Lastly, the size and growth rate of the key large cap technical stocks has been extraordinary, and is attracting investors who drive the stock prices higher. For example, analysts expect Amazon to produce 46% earnings per share growth in 2021. When you consider that growth rate, it’s easier to understand why investors have driven share prices to the levels they are today.
On many fronts it has been an unsettling year so far, and we are not done. The next few months will likely prove critical to the future course of the global economy and financial markets. Major changes are anticipated in the areas of politics, economy, medical, and finance.
Although the U.S. presidential election will have a major impact on the economy and financial markets in the months and years ahead, history suggests that the impact of party leadership on GDP and the stock market doesn’t favor one over the other.
Investment markets are “predictably unpredictable,” and 2020 (to date) is one that would have been particularly hard to predict at the onset of the pandemic. The March low point in the market would have been a terrific day to buy, and a very unfortunate time to sell investments.

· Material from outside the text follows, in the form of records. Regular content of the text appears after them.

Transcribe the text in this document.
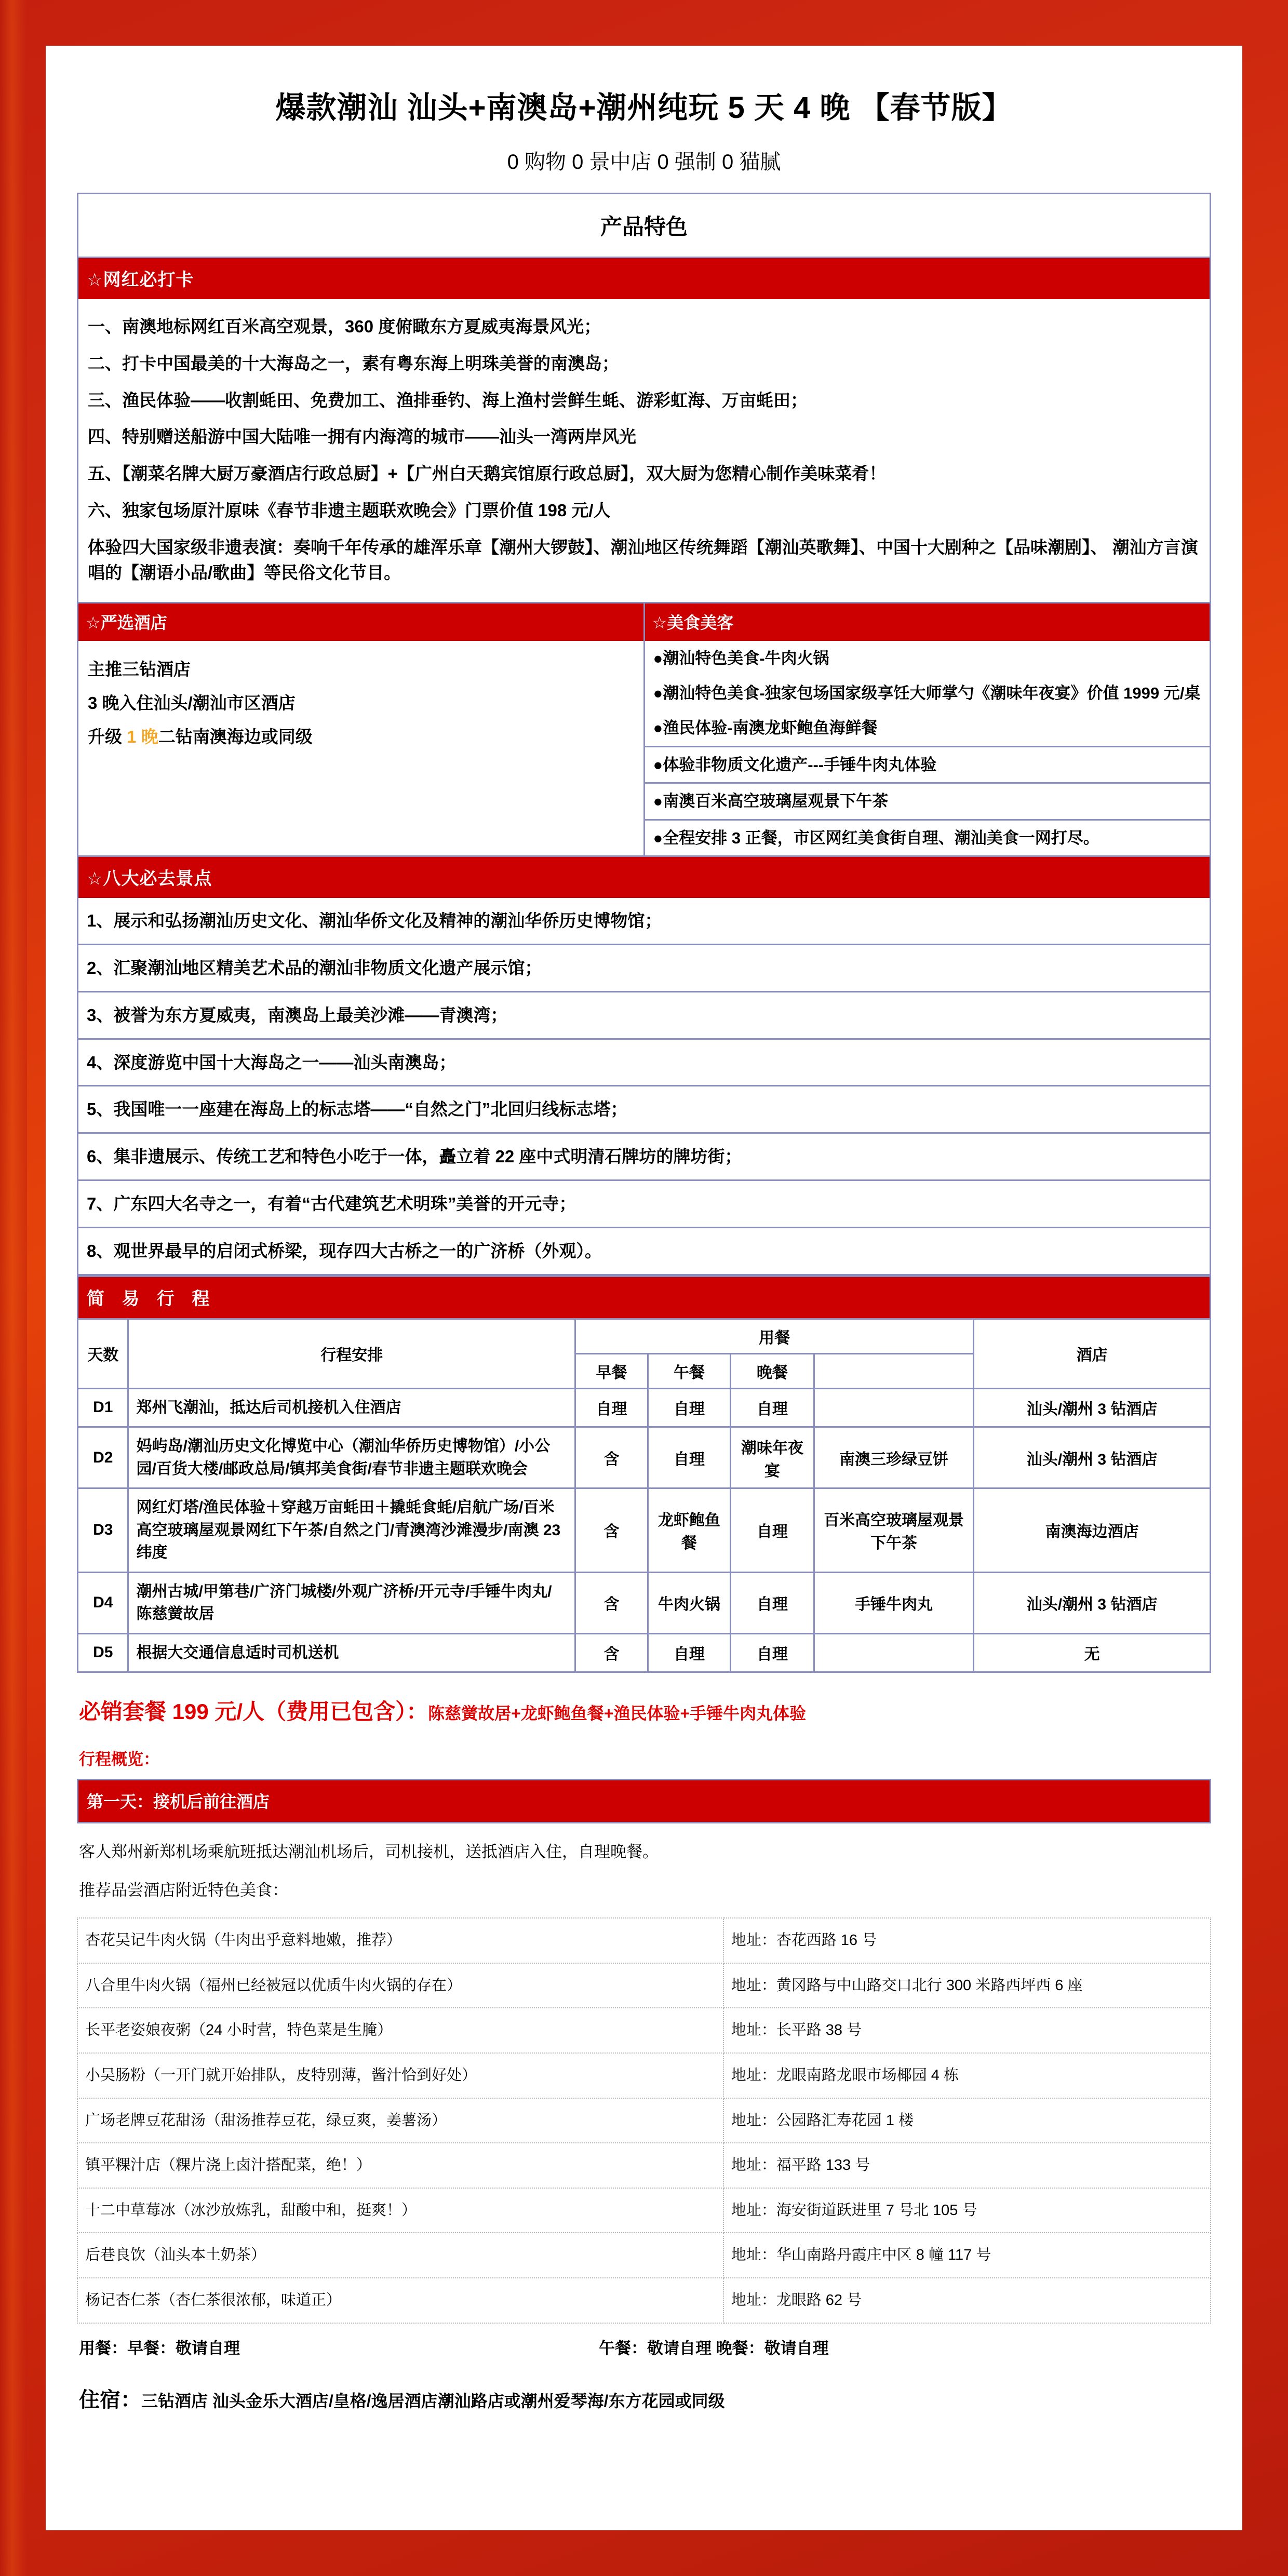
爆款潮汕 汕头+南澳岛+潮州纯玩 5 天 4 晚 【春节版】
0 购物 0 景中店 0 强制 0 猫腻
产品特色
☆网红必打卡

一、南澳地标网红百米高空观景，360 度俯瞰东方夏威夷海景风光；

二、打卡中国最美的十大海岛之一，素有粤东海上明珠美誉的南澳岛；

三、渔民体验——收割蚝田、免费加工、渔排垂钓、海上渔村尝鲜生蚝、游彩虹海、万亩蚝田；

四、特别赠送船游中国大陆唯一拥有内海湾的城市——汕头一湾两岸风光

五、【潮菜名牌大厨万豪酒店行政总厨】+【广州白天鹅宾馆原行政总厨】，双大厨为您精心制作美味菜肴！

六、独家包场原汁原味《春节非遗主题联欢晚会》门票价值 198 元/人

体验四大国家级非遗表演：奏响千年传承的雄浑乐章【潮州大锣鼓】、潮汕地区传统舞蹈【潮汕英歌舞】、中国十大剧种之【品味潮剧】、 潮汕方言演唱的【潮语小品/歌曲】等民俗文化节目。

☆严选酒店

主推三钻酒店

3 晚入住汕头/潮汕市区酒店

升级 1 晚二钻南澳海边或同级

☆美食美客
●潮汕特色美食-牛肉火锅
●潮汕特色美食-独家包场国家级享饪大师掌勺《潮味年夜宴》价值 1999 元/桌
●渔民体验-南澳龙虾鲍鱼海鲜餐
●体验非物质文化遗产---手锤牛肉丸体验
●南澳百米高空玻璃屋观景下午茶
●全程安排 3 正餐，市区网红美食街自理、潮汕美食一网打尽。
☆八大必去景点
1、展示和弘扬潮汕历史文化、潮汕华侨文化及精神的潮汕华侨历史博物馆；
2、汇聚潮汕地区精美艺术品的潮汕非物质文化遗产展示馆；
3、被誉为东方夏威夷，南澳岛上最美沙滩——青澳湾；
4、深度游览中国十大海岛之一——汕头南澳岛；
5、我国唯一一座建在海岛上的标志塔——“自然之门”北回归线标志塔；
6、集非遗展示、传统工艺和特色小吃于一体，矗立着 22 座中式明清石牌坊的牌坊街；
7、广东四大名寺之一，有着“古代建筑艺术明珠”美誉的开元寺；
8、观世界最早的启闭式桥梁，现存四大古桥之一的广济桥（外观）。
简 易 行 程
天数	行程安排	用餐				酒店
		早餐	午餐	晚餐		
D1	郑州飞潮汕，抵达后司机接机入住酒店	自理	自理	自理		汕头/潮州 3 钻酒店
D2	妈屿岛/潮汕历史文化博览中心（潮汕华侨历史博物馆）/小公园/百货大楼/邮政总局/镇邦美食街/春节非遗主题联欢晚会	含	自理	潮味年夜宴	南澳三珍绿豆饼	汕头/潮州 3 钻酒店
D3	网红灯塔/渔民体验＋穿越万亩蚝田＋撬蚝食蚝/启航广场/百米高空玻璃屋观景网红下午茶/自然之门/青澳湾沙滩漫步/南澳 23 纬度	含	龙虾鲍鱼餐	自理	百米高空玻璃屋观景下午茶	南澳海边酒店
D4	潮州古城/甲第巷/广济门城楼/外观广济桥/开元寺/手锤牛肉丸/陈慈黉故居	含	牛肉火锅	自理	手锤牛肉丸	汕头/潮州 3 钻酒店
D5	根据大交通信息适时司机送机	含	自理	自理		无
必销套餐 199 元/人（费用已包含）：陈慈黉故居+龙虾鲍鱼餐+渔民体验+手锤牛肉丸体验
行程概览：
第一天：接机后前往酒店
客人郑州新郑机场乘航班抵达潮汕机场后，司机接机，送抵酒店入住，自理晚餐。
推荐品尝酒店附近特色美食：
杏花吴记牛肉火锅（牛肉出乎意料地嫩，推荐）	地址：杏花西路 16 号
八合里牛肉火锅（福州已经被冠以优质牛肉火锅的存在）	地址：黄冈路与中山路交口北行 300 米路西坪西 6 座
长平老姿娘夜粥（24 小时营，特色菜是生腌）	地址：长平路 38 号
小吴肠粉（一开门就开始排队，皮特别薄，酱汁恰到好处）	地址：龙眼南路龙眼市场椰园 4 栋
广场老牌豆花甜汤（甜汤推荐豆花，绿豆爽，姜薯汤）	地址：公园路汇寿花园 1 楼
镇平粿汁店（粿片浇上卤汁搭配菜，绝！）	地址：福平路 133 号
十二中草莓冰（冰沙放炼乳，甜酸中和，挺爽！）	地址：海安街道跃进里 7 号北 105 号
后巷良饮（汕头本土奶茶）	地址：华山南路丹霞庄中区 8 幢 117 号
杨记杏仁茶（杏仁茶很浓郁，味道正）	地址：龙眼路 62 号
用餐：早餐：敬请自理	午餐：敬请自理 晚餐：敬请自理
住宿：三钻酒店 汕头金乐大酒店/皇格/逸居酒店潮汕路店或潮州爱琴海/东方花园或同级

If you are feeling a nagging sense of disorientation and dread about the world around us, you are not alone. And we recognize that it can be emotionally challenging at times to stay the course with your financial strategy.
Hopefully you can take some comfort in knowing that our investment process is guided by financial planning for your most important goals, and as part of that process we consistently plan for the worst (while hoping for the best).